KARIN KERBY: Someone with a respiratory ailment usually can spread that ailment through droplets or through some sort of an airborne vector. So by turning on the ventilation system, it at least began the process of taking the infection from the rest of the emergency department.
SUSAN DENTZER: Kirby and other members of the hospital staff also took other precautions. They donned special gowns, gloves, and respirators, or face masks, to enter the isolation room. They then discarded those protective coverings and scrubbed up as they left. All these steps may have helped to prevent hospital workers from becoming sick, as had already begun to happen in Canada. Dr. Antonio pastor is an infectious disease specialist who was called in to treat Lew’s aunt. He told us that her chest x-rays revealed clouded areas of the lungs.
DR. ANTONIO PASTOR, Infectious Disease Specialist: We put her on oxygen, we gave her fluids — she was also dehydrated — and put her on a combination of very potent antibiotics, and, you know, she started to respond very quickly.
SUSAN DENTZER: SARS is viral; why did the antibiotics work?
DR. ANTONIO PASTOR: It’s very possible that she had this viral infection with a superimposed bacterial infection. So her immune system pretty much responded well to the viral infection, the SARS, but then she had this superimposed bacterial infection, and that’s why I think the antibiotics were so beneficial to her.
SUSAN DENTZER: Chinese physicians whom Lew had contacted back in Foshan also e-mailed suggestions about how they had treated local pneumonia patients. At the CDC in Atlanta, officials were especially worried that the aunt’s illness could be a case of avian influenza, caused by a virus that had spread from birds to humans.

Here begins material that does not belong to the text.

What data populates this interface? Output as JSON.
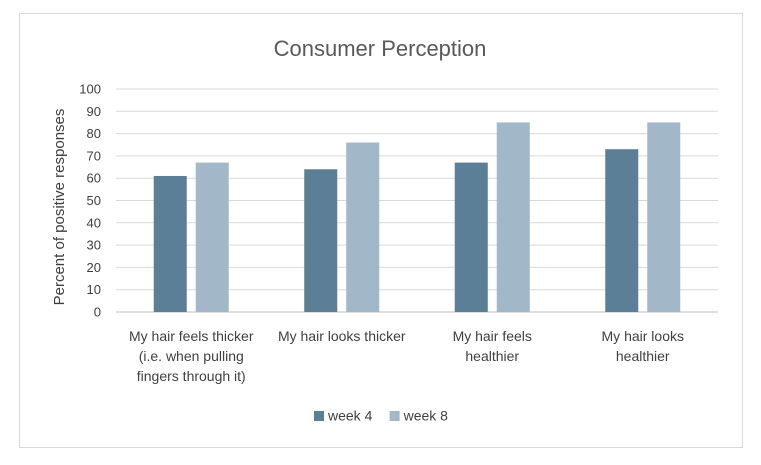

DR. JULIE GERBERDING: Just in February we also had two patients die in Hong Kong of avian influenza, and that was a great concern and a major focus for us at that time.
SUSAN DENTZER: The CDC asked the hospital to test Lew’s aunt for signs of the flu virus as well as for other illnesses. They also asked the county health department to check with anyone she’d come into close contact with since returning to the U.S. Several of those people had some symptoms and were tested, but all tests came back negative.
After ten days at Loudon [Hospital Center], Lew’s aunt was released. She spent several more weeks at home recuperating. In mid-March, just about the time she was feeling back to normal, the World Health Organization issued its first global health alert about the existence of SARS. The Lews, meanwhile, are grateful that things went as well as they did.
KURK LEW: Well, the disease over there can spread here, you know, just a day, you know, and I just cannot imagine what would happen if my aunt… the problem was not cured, you know, and then what happened to the people around her — the nurses, the doctors and so on, you know. It could have been much, much worse.
DR. JULIE GERBERDING: In the United States we’ve been lucky in that the cases that were identified after the WHO put out the health alert have been very quickly isolated and we’ve seen very little spread to health care workers maybe because we use good isolation precautions but I think there’s also an element of luck in all of this.
SUSAN DENTZER: Now Gerberding and other public health experts are trying to improve the public health system’s response to SARS even further, just in case their luck doesn’t hold out much longer.